Merauke. Nama daerah yang populer ini yang tadinya cuma kukenal lewat lagu, peta dan berita, akhirnya aku datangi juga. Suatu daerah yang terasa asing yang merupakan salah satu batas negara di timur Indonesia karena berbatasan langsung  dengan Papua Nugini ini ternyata mempunyai beberapa keunikan yang mungkin tidak kita termukan di daerah lain. Apa sajakah itu? Mari kita simak satu-persatu.

1. Rumah semut raksasa
Jika yang selama ini orang mengenal sarang semut yang berbentuk seperti umbi berlubang seperti labirin dan banyak dipergunakan sebagai obat herbal penyembuh berbagai macam penyakit, ternyata di Merauke ada juga rumah semut. Sebenarnya ini adalah rumah semut yang bentuknya seperti rumah rayap, hanya saja yang istimewa, rumahnya berukuran raksasa. Bagaimana tidak, ukurannya menjulang ada yang sampai 3 meter. Entah bagaimana caranya si makhluk kecil ini membangunnya. Rumah semut berukuran lebih kecil dapat kita temui di sepanjang jalan menuju Sota (perbatasan Papua Nugini). Sedangkan yang berukuran raksasa ada di Taman Sota, hanya saja sudah terlihat rusak. Jika ingin melihat yang masih alami, adanya di Distrik Salor, sekitar 2 jam perjalanan dari kota Merauke dengan sepeda motor. Tidak disarankan naik mobil karena jalannya rusak parah, kecuali mobil yang digunakan adalah double gardan. Itupun hanya bisa dilakukan setengah perjalanan saja karena ada sungai tanpa jembatan yang menghalangi sehingga di seberang sungai kita harus berganti kendaraan lain. Tulisan tentang rumah semut bisa juga ditemui disini.

Rumah Semut raksasa di Distrik Salor


2. Toko-toko punya jam istirahat
Jika pada umumnya toko buka non stop mulai pagi hingga sore/malam, maka di kota Merauke punya jam istirahat.

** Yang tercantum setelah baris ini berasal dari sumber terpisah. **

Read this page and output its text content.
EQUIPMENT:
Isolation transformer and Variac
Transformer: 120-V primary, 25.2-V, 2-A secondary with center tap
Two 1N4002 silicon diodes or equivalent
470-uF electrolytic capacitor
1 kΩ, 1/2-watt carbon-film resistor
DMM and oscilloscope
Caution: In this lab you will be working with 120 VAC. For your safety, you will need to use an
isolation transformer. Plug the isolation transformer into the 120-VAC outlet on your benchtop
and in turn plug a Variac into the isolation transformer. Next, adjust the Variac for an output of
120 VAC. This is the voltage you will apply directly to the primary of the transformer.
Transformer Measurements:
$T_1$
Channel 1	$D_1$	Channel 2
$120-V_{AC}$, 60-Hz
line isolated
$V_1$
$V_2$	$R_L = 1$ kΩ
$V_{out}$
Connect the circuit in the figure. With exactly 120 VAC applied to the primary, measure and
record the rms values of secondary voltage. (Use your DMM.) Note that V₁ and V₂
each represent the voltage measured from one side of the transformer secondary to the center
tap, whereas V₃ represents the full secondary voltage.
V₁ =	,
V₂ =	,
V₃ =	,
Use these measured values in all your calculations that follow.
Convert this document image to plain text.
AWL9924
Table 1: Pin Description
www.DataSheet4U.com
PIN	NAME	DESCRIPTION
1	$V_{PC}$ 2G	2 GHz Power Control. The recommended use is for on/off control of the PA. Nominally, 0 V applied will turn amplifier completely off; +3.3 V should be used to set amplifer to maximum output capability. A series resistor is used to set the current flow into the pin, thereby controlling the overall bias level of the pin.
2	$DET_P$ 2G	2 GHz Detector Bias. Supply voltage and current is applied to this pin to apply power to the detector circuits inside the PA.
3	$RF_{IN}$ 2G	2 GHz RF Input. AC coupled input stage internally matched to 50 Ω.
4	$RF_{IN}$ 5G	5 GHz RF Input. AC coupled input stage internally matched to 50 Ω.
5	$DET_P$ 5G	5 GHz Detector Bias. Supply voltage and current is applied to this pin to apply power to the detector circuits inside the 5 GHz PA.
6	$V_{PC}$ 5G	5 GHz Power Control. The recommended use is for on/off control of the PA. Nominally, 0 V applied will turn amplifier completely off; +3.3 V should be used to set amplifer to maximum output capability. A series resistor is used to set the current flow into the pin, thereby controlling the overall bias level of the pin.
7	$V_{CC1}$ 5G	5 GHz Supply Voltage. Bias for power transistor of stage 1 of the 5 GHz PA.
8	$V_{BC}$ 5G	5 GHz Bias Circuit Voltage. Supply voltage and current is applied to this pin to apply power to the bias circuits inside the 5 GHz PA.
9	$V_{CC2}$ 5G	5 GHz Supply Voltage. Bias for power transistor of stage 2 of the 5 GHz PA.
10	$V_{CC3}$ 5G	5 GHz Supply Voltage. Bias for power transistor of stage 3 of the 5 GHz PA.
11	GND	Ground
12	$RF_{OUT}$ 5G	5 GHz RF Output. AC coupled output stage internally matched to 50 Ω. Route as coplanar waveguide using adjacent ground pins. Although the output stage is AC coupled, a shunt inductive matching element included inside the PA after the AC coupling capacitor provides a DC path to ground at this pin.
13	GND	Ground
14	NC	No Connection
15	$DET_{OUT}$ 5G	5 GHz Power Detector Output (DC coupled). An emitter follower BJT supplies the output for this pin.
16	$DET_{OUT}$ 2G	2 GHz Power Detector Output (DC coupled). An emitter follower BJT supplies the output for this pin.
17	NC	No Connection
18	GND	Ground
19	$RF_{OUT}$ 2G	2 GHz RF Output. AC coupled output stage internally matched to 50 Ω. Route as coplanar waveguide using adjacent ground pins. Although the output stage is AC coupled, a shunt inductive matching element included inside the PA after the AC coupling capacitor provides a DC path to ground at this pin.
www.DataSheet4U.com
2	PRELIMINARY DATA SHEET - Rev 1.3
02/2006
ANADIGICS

Jam 14.00 hampir semua toko akan tutup dan baru buka kembali pada jam 17.00, dan akan tutup kembali pada jam 21.00. Mungkin pada jam-jam tersebut tak banyak pembeli yang datang, sehingga para pedagang memilih untuk tidak membuka tokonya.

3. Rusa berkeliaran di jalanan
Populasi rusa di Merauke sangat banyak. Meskipun Papua diselimuti hutan hujan tropis yang lebat, tapi di sana tak ada harimau maupun singa. Binatang penghuni hutan hanyalah sebangsa burung, rusa dan ular. Jadi predator rusa nyaris cuma sedikit, paling hanya buaya dan ular sehingga rusa dapat berkembang biak dengan cepat.  Tak heran jika harga daging rusa di sana lebih murah dibandingkan dengan daging sapi. Sekilo daging rusa hanya Rp 30.000, sedangkan daging sapi bisa mencapai Rp 60.000 (saat itu, tahun 2011). Jadi tak heran jika rusa-rusa ini banyak berkeliaran di jalanan untuk merumput. Kalau kita mau makan bakso dan sate, maka sebagian besar dagingnya pasti daging rusa. Rasanya? Hmmm, empuk, gurih dan tentu saja lezat. Hanya saja bau amisnya lebih terasa dibandingkan daging sapi.

Rusa merumput di jalanan

4. Warung didesain seperti loket
Peredaran minuman keras bisa dikatakan sangat bebas, maka tak heran jika tingkat kriminalitasnya cukup tinggi. Untuk menghindari pencurian, akhirnya warung-warung kecil rumahan dibuat seperti loket penjual karcis. Pintunya selalu terkunci rapat,  jendelanya dilapisi teralis kawat dan untuk transaksi jual beli dibuatkan lobang kecil untuk menyerahkan barang/uang.

Bertransaksi di warung


5. Mencari ikan di halaman rumah
Tadinya aku mengira bahwa Merauke itu dikelilingi oleh hutan yang lebat, eh ternyata adanya di tepi pantai dan kondisi alamnya berawa-rawa. Meskipun demikian, kekayaan alam di sekitarnya tetaplah berlimpah. Di rawa-rawa itu banyak terdapat ikan air tawar seperti Mujair. Jadi anak-anak kecil disana kalau mau makan tinggal turun ke halaman rumah dan menangkap ikan-ikan itu untuk dijadikan lauk. Asyik ya..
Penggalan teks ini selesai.